US banks are making a last-minute push to ease new global liquidity requirements, arguing that they would need to come up with an additional $800 billion in easy-to-sell assets under the proposed standards.
“The US banking industry is significantly more liquid than it was even just two years ago”, said Bob Chakravorti, chief economist at the Clearing House, which represents the 11 largest US commercial banks.
A report by the Clearing House was shared with the Basel Committee on Banking Supervision before it met last week to discuss revisions to the global liquidity rule known as the liquidity coverage ratio. The standards must be approved by central bankers and supervision heads from the committee’s 27 member countries.
The LCR is aimed at making sure banks have enough funding and easily liquidated assets to survive a short-term market crisis that might include depositor runs and a lending freeze. But the US banks argue that the definition of liquid assets is too narrow and that the assumptions of what could go wrong are too harsh. They warn that increasing liquidity requirements will reduce their lending capacity and profits.

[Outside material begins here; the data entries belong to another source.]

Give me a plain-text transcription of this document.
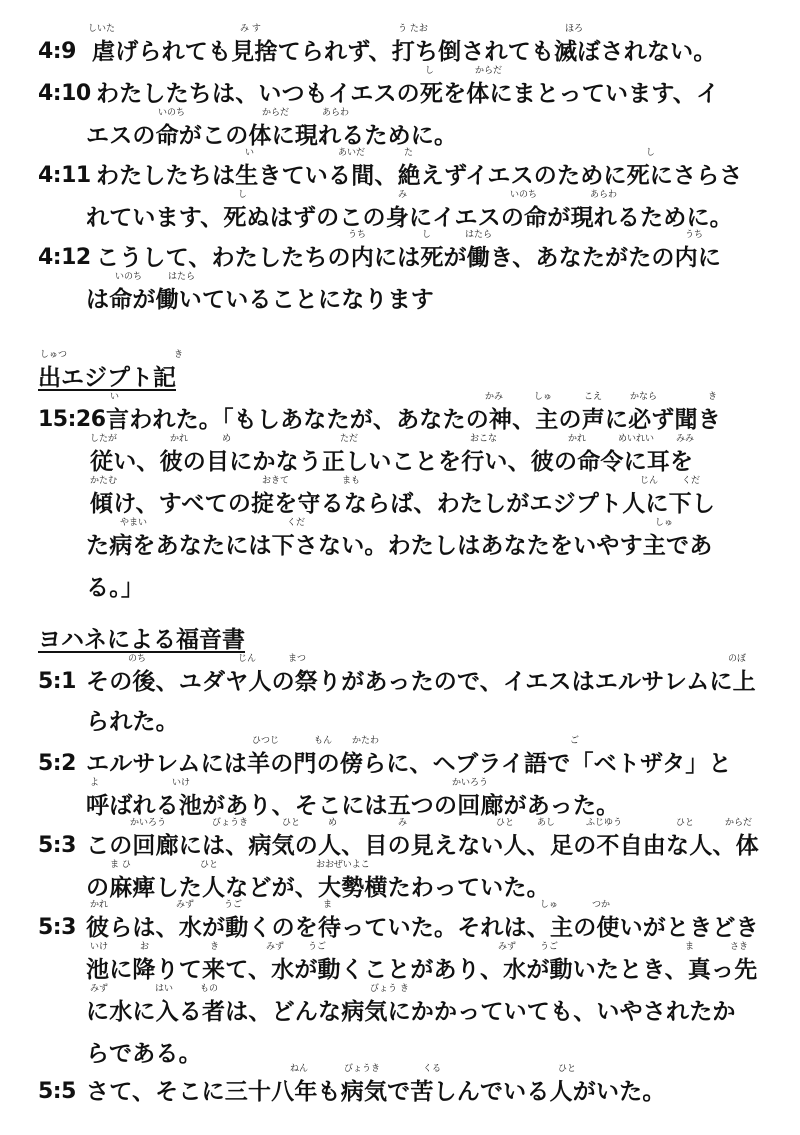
しいた	み す	う たお	ほろ
4:9 虐げられても見捨てられず、打ち倒されても滅ぼされない。
し	からだ
4:10 わたしたちは、いつもイエスの死を体にまとっています、イ
いのち	からだ	あらわ
エスの命がこの体に現れるために。
い	あいだ	た	し
4:11 わたしたちは生きている間、絶えずイエスのために死にさらさ
し	み	いのち	あらわ
れています、死ぬはずのこの身にイエスの命が現れるために。
うち	し	はたら	うち
4:12 こうして、わたしたちの内には死が働き、あなたがたの内に
いのち	はたら
は命が働いていることになります
しゅつ	き
出エジプト記
い	かみ	しゅ	こえ	かなら	き
15:26 言われた。「もしあなたが、あなたの神、主の声に必ず聞き
したが	かれ	め	ただ	おこな	かれ	めいれい みみ
従い、彼の目にかなう正しいことを行い、彼の命令に耳を
かたむ	おきて	まも	じん	くだ
傾け、すべての掟を守るならば、わたしがエジプト人に下し
やまい	くだ	しゅ
た病をあなたには下さない。わたしはあなたをいやす主であ
る。」
ヨハネによる福音書
のち	じん	まつ	のぼ
5:1 その後、ユダヤ人の祭りがあったので、イエスはエルサレムに上
られた。
ひつじ	もん かたわ	ご
5:2 エルサレムには羊の門の傍らに、ヘブライ語で「ベトザタ」と
よ	いけ	かいろう
呼ばれる池があり、そこには五つの回廊があった。
かいろう	びょうき	ひと	め	み	ひと	あし	ふじゆう	ひと	からだ
5:3 この回廊には、病気の人、目の見えない人、足の不自由な人、体
ま ひ	ひと	おおぜいよこ
の麻痺した人などが、大勢横たわっていた。
かれ	みず	うご	ま	しゅ	つか
5:3 彼らは、水が動くのを待っていた。それは、主の使いがときどき
いけ	お	き	みず	うご	みず	うご	ま	さき
池に降りて来て、水が動くことがあり、水が動いたとき、真っ先
みず	はい	もの	びょう き
に水に入る者は、どんな病気にかかっていても、いやされたか
らである。
ねん	びょうき	くる	ひと
5:5 さて、そこに三十八年も病気で苦しんでいる人がいた。
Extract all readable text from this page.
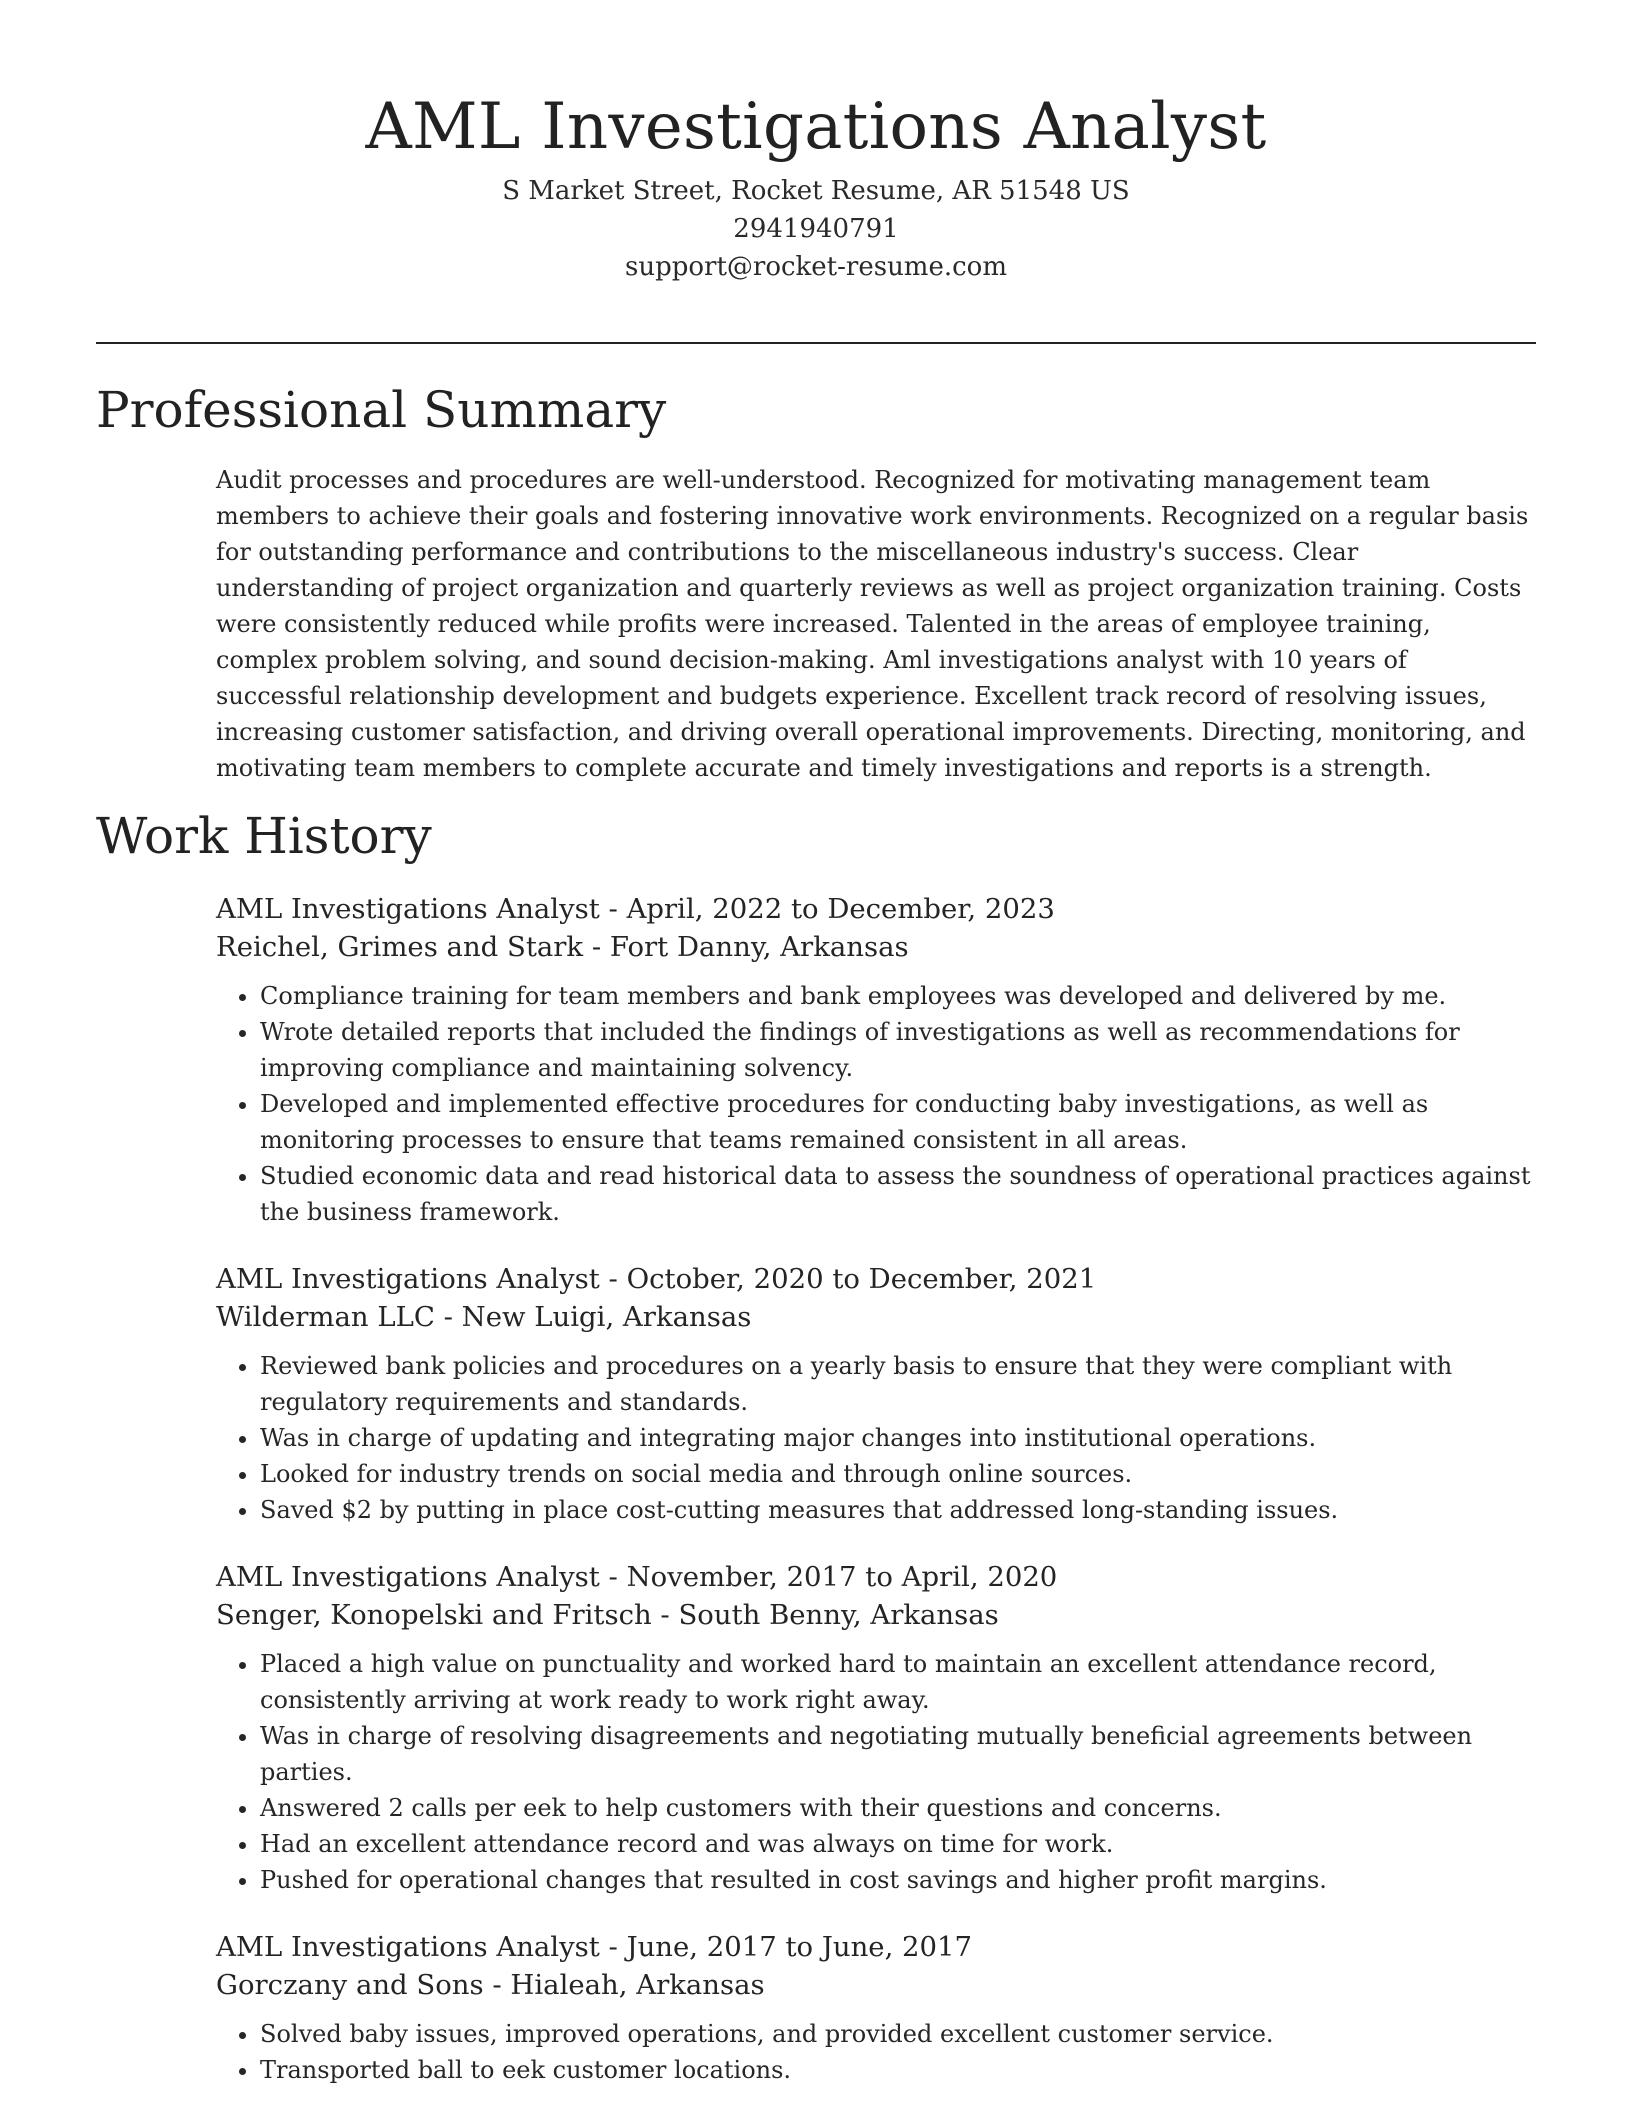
AML Investigations Analyst
S Market Street, Rocket Resume, AR 51548 US
2941940791
support@rocket-resume.com
Professional Summary
Audit processes and procedures are well-understood. Recognized for motivating management team members to achieve their goals and fostering innovative work environments. Recognized on a regular basis for outstanding performance and contributions to the miscellaneous industry's success. Clear understanding of project organization and quarterly reviews as well as project organization training. Costs were consistently reduced while profits were increased. Talented in the areas of employee training, complex problem solving, and sound decision-making. Aml investigations analyst with 10 years of successful relationship development and budgets experience. Excellent track record of resolving issues, increasing customer satisfaction, and driving overall operational improvements. Directing, monitoring, and motivating team members to complete accurate and timely investigations and reports is a strength.
Work History
AML Investigations Analyst - April, 2022 to December, 2023
Reichel, Grimes and Stark - Fort Danny, Arkansas
• Compliance training for team members and bank employees was developed and delivered by me.
• Wrote detailed reports that included the findings of investigations as well as recommendations for improving compliance and maintaining solvency.
• Developed and implemented effective procedures for conducting baby investigations, as well as monitoring processes to ensure that teams remained consistent in all areas.
• Studied economic data and read historical data to assess the soundness of operational practices against the business framework.
AML Investigations Analyst - October, 2020 to December, 2021
Wilderman LLC - New Luigi, Arkansas
• Reviewed bank policies and procedures on a yearly basis to ensure that they were compliant with regulatory requirements and standards.
• Was in charge of updating and integrating major changes into institutional operations.
• Looked for industry trends on social media and through online sources.
• Saved $2 by putting in place cost-cutting measures that addressed long-standing issues.
AML Investigations Analyst - November, 2017 to April, 2020
Senger, Konopelski and Fritsch - South Benny, Arkansas
• Placed a high value on punctuality and worked hard to maintain an excellent attendance record, consistently arriving at work ready to work right away.
• Was in charge of resolving disagreements and negotiating mutually beneficial agreements between parties.
• Answered 2 calls per eek to help customers with their questions and concerns.
• Had an excellent attendance record and was always on time for work.
• Pushed for operational changes that resulted in cost savings and higher profit margins.
AML Investigations Analyst - June, 2017 to June, 2017
Gorczany and Sons - Hialeah, Arkansas
• Solved baby issues, improved operations, and provided excellent customer service.
• Transported ball to eek customer locations.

At the end of last year, the European Banking Authority estimated a €1.13 trillion shortfall for its large and mid-sized banks under the proposed LCR, which the European Central Bank also wants to relax.
UK banks are generally in a much stronger position because Britain enacted the industry’s first liquidity rules in 2009. According to the Bank of England, the country’s top five banks already have 13 per cent more liquid assets than required and will be able to shrink their buffers if the proposed Basel standard is eased.